Klimaks

1.7K 156 21
                                    

Tidak bisa menghindar lagi, itu yang tergambar saat Retno melihat keberadaan Bimo dihadapannya. Mau tidak mau dia harus maju dan berusaha seperti tidak pernah ada apa-apa. "Hai.. Mas Bimo." Sapa Retno datar.

"Retno, kamu sendirian?." Tanya Bimo dengan wajah berbinar-binar sembari menunggu pesanannya.

Tidak menjawab, Retno memilih tersenyum saja kemudian memesan makanan pada pedagangnya. "Mas Joko biasa ya pecel ayamnya dua, yang satu nasinya biasa, yang satu lagi nasi uduk. Dua-duanya sambelnya pedes. Oh ya pake kol goreng yang nasi uduk." Mas Joko berteriak siap dari posisinya yang sedang menggoreng bahan sambal kemudian asisten Mas Joko yang tidak jauh dari Mas Joko langsung menuangkan teh panas lagi ketika melihat kedatangan Retno.

"Kamu berdua?, sama siapa kesini?." Bimo celingak-celinguk ke arah luar tenda. "Kamu kayaknya udah biasa ya makan disini. Kalau saya baru pertama kali dateng kesini."

Retno yang duduk berjarak sekitar satu meter dari Bimo mendengarkan Bimo sebagai sopan santun saja. Walaupun sebenarnya Retno sedang tidak ingin bicara dengan Bimo. Selain takut Pandu akan berpikir macam-macam, dia takut kalau hatinya belum bisa biasa-biasa saja pada Bimo. "Aku biasa kesini sama Mas Pandu, sekarang juga aku kesini sama Mas Pandu. Dia lagi ke ATM dulu." Jelas Retno dengan mata yang tidak menatap Bimo. Dirinya justru malah sibuk meminum air teh panas yang sudah disuguhkan oleh asisten Mas Joko.

Meski sudah Bimo duga bahwa Retno kemari dengan Pandu, tapi saat mendengarnya langsung dari mulut Retno dirinya merasa sedih. "Em.... Gimana sepatunya?. Kamu suka?. Apa cukup?."

Deg... mendengar pertanyaan Bimo itu jantung Retno berdegup kencang. "Em...cukup. Terima kasih, mas.

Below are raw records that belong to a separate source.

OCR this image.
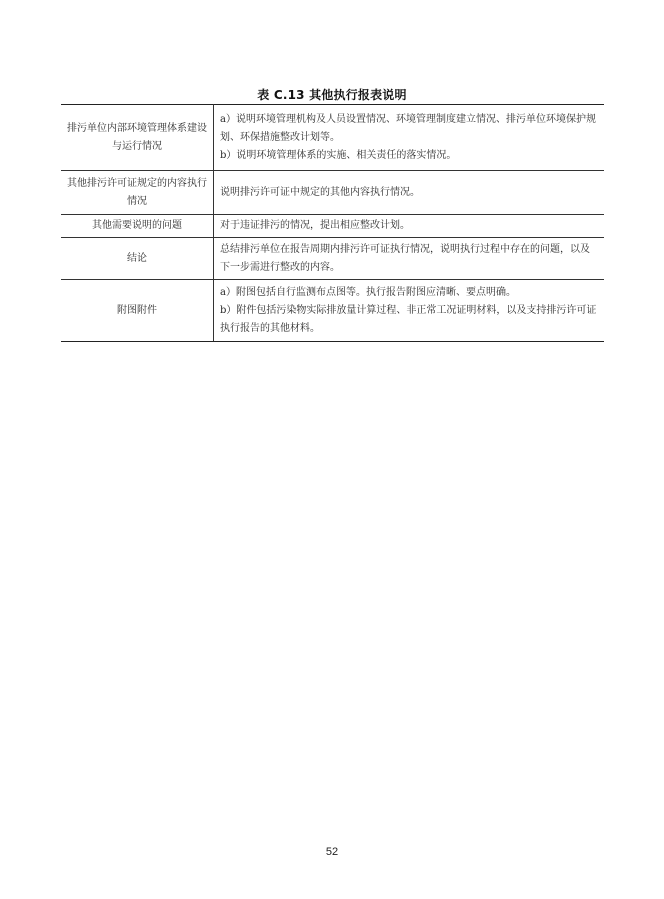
表 C.13 其他执行报表说明
排污单位内部环境管理体系建设与运行情况	a）说明环境管理机构及人员设置情况、环境管理制度建立情况、排污单位环境保护规划、环保措施整改计划等。
b）说明环境管理体系的实施、相关责任的落实情况。

其他排污许可证规定的内容执行情况	说明排污许可证中规定的其他内容执行情况。

其他需要说明的问题	对于违证排污的情况，提出相应整改计划。

结论	总结排污单位在报告周期内排污许可证执行情况，说明执行过程中存在的问题，以及下一步需进行整改的内容。

附图附件	a）附图包括自行监测布点图等。执行报告附图应清晰、要点明确。
b）附件包括污染物实际排放量计算过程、非正常工况证明材料，以及支持排污许可证执行报告的其他材料。
52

Aku suka kok." Jeda... "Kenapa Mas Bimo tau ukuran kaki aku?."

Tawa kecil Bimo keluar secara spontan. "Kamu lupa?, saya kan pernah belikan kamu sandal waktu di Bandung dan saya masih inget."

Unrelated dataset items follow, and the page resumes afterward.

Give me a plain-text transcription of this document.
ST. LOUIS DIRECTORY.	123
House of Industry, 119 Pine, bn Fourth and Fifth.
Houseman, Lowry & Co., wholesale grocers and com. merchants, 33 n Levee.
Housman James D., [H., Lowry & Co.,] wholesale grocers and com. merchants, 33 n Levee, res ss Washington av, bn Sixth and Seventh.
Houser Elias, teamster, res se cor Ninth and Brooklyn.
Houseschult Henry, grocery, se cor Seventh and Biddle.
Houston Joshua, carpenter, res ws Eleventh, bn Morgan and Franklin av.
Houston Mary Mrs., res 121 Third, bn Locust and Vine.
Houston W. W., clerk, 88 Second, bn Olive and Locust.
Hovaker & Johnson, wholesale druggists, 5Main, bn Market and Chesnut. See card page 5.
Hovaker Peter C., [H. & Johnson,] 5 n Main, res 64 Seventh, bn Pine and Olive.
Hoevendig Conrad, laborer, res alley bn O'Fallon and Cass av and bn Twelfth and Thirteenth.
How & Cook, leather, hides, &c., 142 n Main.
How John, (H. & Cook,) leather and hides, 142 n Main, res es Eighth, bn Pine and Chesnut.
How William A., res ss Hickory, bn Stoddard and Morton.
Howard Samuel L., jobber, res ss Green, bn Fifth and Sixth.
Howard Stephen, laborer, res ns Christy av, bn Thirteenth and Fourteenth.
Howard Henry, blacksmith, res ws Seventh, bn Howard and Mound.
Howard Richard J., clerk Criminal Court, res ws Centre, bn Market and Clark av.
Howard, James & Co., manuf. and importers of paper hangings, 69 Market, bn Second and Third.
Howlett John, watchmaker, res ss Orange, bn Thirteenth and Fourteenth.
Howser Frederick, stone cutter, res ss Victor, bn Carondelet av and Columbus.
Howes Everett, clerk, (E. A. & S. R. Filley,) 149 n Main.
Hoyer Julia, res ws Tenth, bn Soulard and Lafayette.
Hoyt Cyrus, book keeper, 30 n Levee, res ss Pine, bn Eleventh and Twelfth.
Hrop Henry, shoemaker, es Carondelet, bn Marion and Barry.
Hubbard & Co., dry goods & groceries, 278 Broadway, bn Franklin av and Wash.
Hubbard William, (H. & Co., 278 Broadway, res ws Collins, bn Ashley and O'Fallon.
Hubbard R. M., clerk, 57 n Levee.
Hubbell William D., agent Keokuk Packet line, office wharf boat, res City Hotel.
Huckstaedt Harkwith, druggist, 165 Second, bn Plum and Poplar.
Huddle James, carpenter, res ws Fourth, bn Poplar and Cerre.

Ditengah percakapan itu tiba-tiba Mas Joko batuk. "Uhuk... uhuk..."

"Itu terakhir ya aku nerima barang dari Mas Bimo..."

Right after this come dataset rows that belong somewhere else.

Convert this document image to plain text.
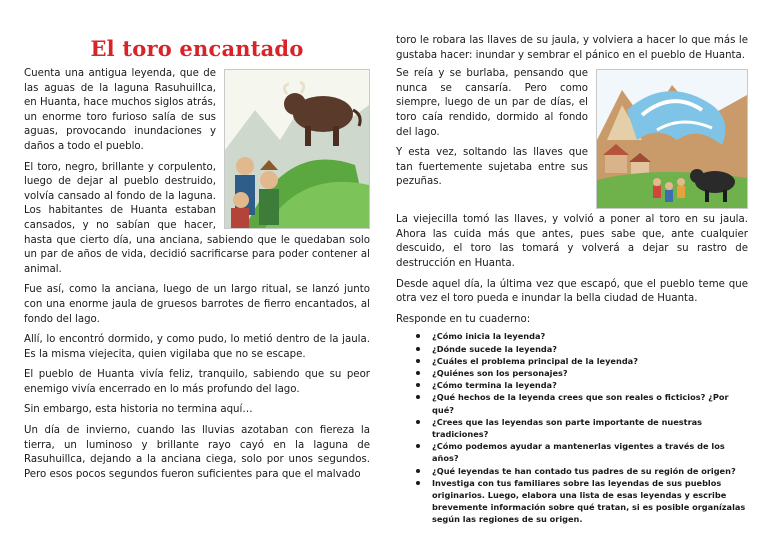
El toro encantado

Cuenta una antigua leyenda, que de las aguas de la laguna Rasuhuillca, en Huanta, hace muchos siglos atrás, un enorme toro furioso salía de sus aguas, provocando inundaciones y daños a todo el pueblo.

El toro, negro, brillante y corpulento, luego de dejar al pueblo destruido, volvía cansado al fondo de la laguna. Los habitantes de Huanta estaban cansados, y no sabían que hacer, hasta que cierto día, una anciana, sabiendo que le quedaban solo un par de años de vida, decidió sacrificarse para poder contener al animal.

Fue así, como la anciana, luego de un largo ritual, se lanzó junto con una enorme jaula de gruesos barrotes de fierro encantados, al fondo del lago.

Allí, lo encontró dormido, y como pudo, lo metió dentro de la jaula. Es la misma viejecita, quien vigilaba que no se escape.

El pueblo de Huanta vivía feliz, tranquilo, sabiendo que su peor enemigo vivía encerrado en lo más profundo del lago.

Sin embargo, esta historia no termina aquí…

Un día de invierno, cuando las lluvias azotaban con fiereza la tierra, un luminoso y brillante rayo cayó en la laguna de Rasuhuillca, dejando a la anciana ciega, solo por unos segundos. Pero esos pocos segundos fueron suficientes para que el malvado

toro le robara las llaves de su jaula, y volviera a hacer lo que más le gustaba hacer: inundar y sembrar el pánico en el pueblo de Huanta.

Se reía y se burlaba, pensando que nunca se cansaría. Pero como siempre, luego de un par de días, el toro caía rendido, dormido al fondo del lago.

Y esta vez, soltando las llaves que tan fuertemente sujetaba entre sus pezuñas.

La viejecilla tomó las llaves, y volvió a poner al toro en su jaula. Ahora las cuida más que antes, pues sabe que, ante cualquier descuido, el toro las tomará y volverá a dejar su rastro de destrucción en Huanta.

Desde aquel día, la última vez que escapó, que el pueblo teme que otra vez el toro pueda e inundar la bella ciudad de Huanta.

Responde en tu cuaderno:

¿Cómo inicia la leyenda?
¿Dónde sucede la leyenda?
¿Cuáles el problema principal de la leyenda?
¿Quiénes son los personajes?
¿Cómo termina la leyenda?
¿Qué hechos de la leyenda crees que son reales o ficticios? ¿Por qué?
¿Crees que las leyendas son parte importante de nuestras tradiciones?
¿Cómo podemos ayudar a mantenerlas vigentes a través de los años?
¿Qué leyendas te han contado tus padres de su región de origen?
Investiga con tus familiares sobre las leyendas de sus pueblos originarios. Luego, elabora una lista de esas leyendas y escribe brevemente información sobre qué tratan, si es posible organízalas según las regiones de su origen.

Awalnya Bimo diam, tapi akhirnya Bimo bersuara kembali. "Aku gak main-main waktu bilang bakal nunggu kamu. Aku bakal terus nunggu jawaban kamu."

"Aduh... itu e... mbak..., uhuk..."

Keadaan kedai Mas Joko yang hanya di isi oleh Bimo dan Retno jelas batuk Mas Joko yang tidak biasa itu membuat Retno bertanya, "kenapa mas?."

Lirikan mata Mas Joko pada arah belakang Retno serentak mengalihkan pandangan Retno dan Bimo. "Mas Pandu." Retno seketika langsung berdiri karena kaget.

Diamnya Pandu yang menakutkan tidak hanya membuat Retno saja yang ketakutan, tapi juga Mas Joko yang sedang asyik mengulek sambel ikut merasa deg-degan. Mas Joko sampai sesekali memantau keadaan, takut sampai terjadi perkelahian. Mungkin memang sudah kehendak Tuhan, pikir Mas Joko dalam diam. Beberapa menit lalu turun hujan deras dan kedai jadi sepi. Tidak terbayang kalau kedai ramai seperti biasanya mungkin dia akan melewatkan momen langka ini dan pertengkaran keduanya pun akan menjadi pusat perhatian.

"Makan sendirian aja, mas?." Pandangan mata Pandu sangat sinis dan tidak suka. Senyum yang biasanya mengembang untuk siapa saja seketika menghilang.

Bimo yang duduk saja meskipun melihat Pandu datang malah memulai makan dan menjawab Pandu dengan anggukan saja. Terlihat sekali perubahan wajah Bimo ketika melihat kedatangan Pandu. Tidak senang dan malas.

"Kemana Mbak Windi, mas?." Tanya Pandu lagi sembari duduk dibangku panjang yang berbeda dengan Bimo.

Kali ini Bimo mengangkat wajahnya kemudian menjawab, "saya baru pisah sama Winda."